Bu kitabın yazarının babası ilk ekmek parasını dayısının işlettiği CHP'nin İl Merkezi'ndeki çay ocağında çıraklık yaparak kazanmıştı.
Bu yüzden ilk kuruşçuklarını kazandığı CHP'yle arasında ''bambaşka bir bağ'' kurmuştu. Bu kitabın yazarı olan o çocuğun ''babasının ayakta kalmasını sağlamasından ötürü'' CHP'ye ödenmemiş bir borcu vardır. Belki de ''babasının asla ödeyemeyeceği CHP'ye olan borç'' yüzünden kendisini ''gönüllü'' çalışan olarak Halk TV'de bulmuştur.

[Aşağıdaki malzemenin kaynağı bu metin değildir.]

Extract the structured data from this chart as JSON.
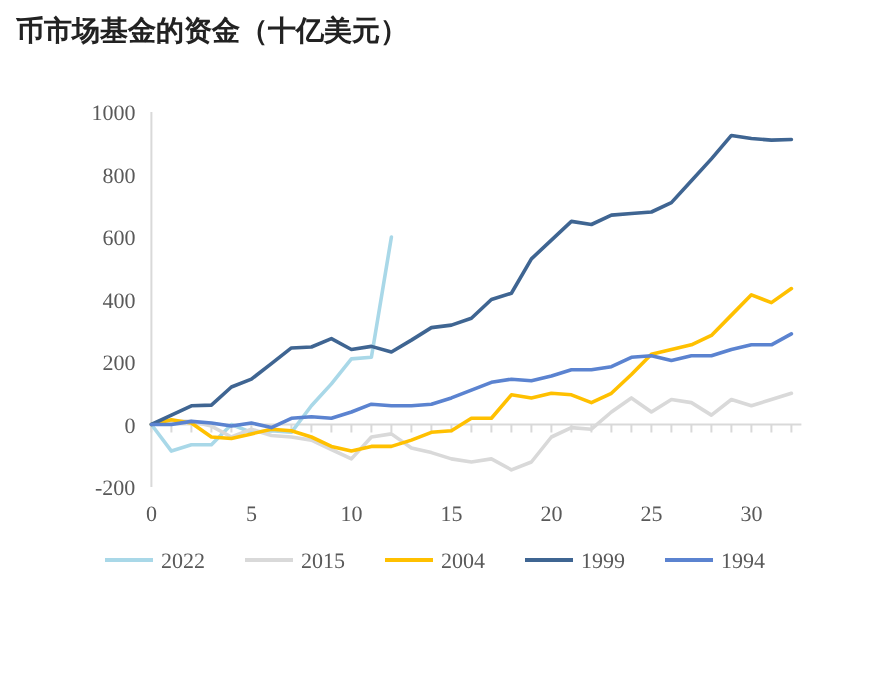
{
  "chart_data": {
    "type": "line",
    "title": "币市场基金的资金（十亿美元）",
    "x": [
      0,
      1,
      2,
      3,
      4,
      5,
      6,
      7,
      8,
      9,
      10,
      11,
      12,
      13,
      14,
      15,
      16,
      17,
      18,
      19,
      20,
      21,
      22,
      23,
      24,
      25,
      26,
      27,
      28,
      29,
      30,
      31,
      32
    ],
    "series": [
      {
        "name": "2022",
        "color": "#a9d8e8",
        "values": [
          0,
          -85,
          -65,
          -65,
          0,
          -25,
          -20,
          -25,
          60,
          130,
          210,
          215,
          600,
          null,
          null,
          null,
          null,
          null,
          null,
          null,
          null,
          null,
          null,
          null,
          null,
          null,
          null,
          null,
          null,
          null,
          null,
          null,
          null
        ]
      },
      {
        "name": "2015",
        "color": "#d9d9d9",
        "values": [
          0,
          10,
          10,
          -5,
          -40,
          -15,
          -35,
          -40,
          -50,
          -80,
          -110,
          -40,
          -30,
          -75,
          -90,
          -110,
          -120,
          -110,
          -145,
          -120,
          -40,
          -10,
          -15,
          40,
          85,
          40,
          80,
          70,
          30,
          80,
          60,
          80,
          100
        ]
      },
      {
        "name": "2004",
        "color": "#ffc000",
        "values": [
          0,
          15,
          5,
          -40,
          -45,
          -30,
          -15,
          -20,
          -40,
          -70,
          -85,
          -70,
          -70,
          -50,
          -25,
          -20,
          20,
          20,
          95,
          85,
          100,
          95,
          70,
          100,
          160,
          225,
          240,
          255,
          285,
          350,
          415,
          390,
          435
        ]
      },
      {
        "name": "1999",
        "color": "#3f6592",
        "values": [
          0,
          30,
          60,
          62,
          120,
          145,
          195,
          245,
          248,
          275,
          240,
          250,
          232,
          270,
          310,
          318,
          340,
          400,
          420,
          530,
          590,
          650,
          640,
          670,
          675,
          680,
          710,
          780,
          850,
          925,
          915,
          910,
          912
        ]
      },
      {
        "name": "1994",
        "color": "#5b83d0",
        "values": [
          0,
          0,
          10,
          5,
          -5,
          5,
          -10,
          20,
          25,
          20,
          40,
          65,
          60,
          60,
          65,
          85,
          110,
          135,
          145,
          140,
          155,
          175,
          175,
          185,
          215,
          220,
          205,
          220,
          220,
          240,
          255,
          255,
          290
        ]
      }
    ],
    "xlim": [
      0,
      32.5
    ],
    "xticks": [
      0,
      5,
      10,
      15,
      20,
      25,
      30
    ],
    "ylim": [
      -200,
      1000
    ],
    "yticks": [
      -200,
      0,
      200,
      400,
      600,
      800,
      1000
    ],
    "ref_lines": [
      {
        "axis": "y",
        "value": 0,
        "color": "#d9d9d9"
      }
    ],
    "grid": false,
    "legend": "bottom",
    "marker": "none",
    "line_style": "solid"
  }
}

Çünkü nasıl bu kitabın yazarı hep ''babasının elinden tutup CHP mitinglerine götürdüğü çocuk'' olarak kaldıysa babası da ölene kadar CHP'nin çay ocağında çalışan ''küçük çaycı'' olarak kaldı. CHP'den aldığı kültür onu 12 Eylül'de DİSK davasında idamla yargılanacak Türkiye'nin ilk devrimci sendikacılarından biri yaptı.
2015'te Türkiye siyasi tarihinde bir ''ilk'' yaşandı. İlk kez bir genel seçim yeni bir ''seçim'' doğurdu. 7 Haziran'dan 1 Kasım'a bir başka ''mucize'' gerçekleşti. Tek başına iktidarı kaybeden AKP inanılmaz bir ''geri dönüş'' yaşadı.
Özellikle CHP açısından analize muhtaç bir dönemdi. Genel kanıya göre CHP ''doğru'' bir yol tutturmuştu ama yine olmamıştı! Sorun CHP'nin Atatürkçülüğü daha fazla öne çıkarmaması mıydı?
Sorun CHP'nin ''daha fazla sol'' olmaması mıydı? Sorun ''lider'' miydi yöneticiler miydi?
CHP ''halktan ve gençlikten kopuk'' artık ''yaşlanmış'' bir parti miydi? Asırlık CHP'nin ''iyi yazılmamış'' kısa tarihine bakıldığında çok ilginçtir hep aynı tartışmalar dönüyor sürekli bir ''de ja vu'' yaşanıyor.
Tüm bu sorulara en küçük bir özel hesabı olmaksızın babasının CHP mitinglerine taşıdığı ''içimdeki o çocuk'' yanıt aradı.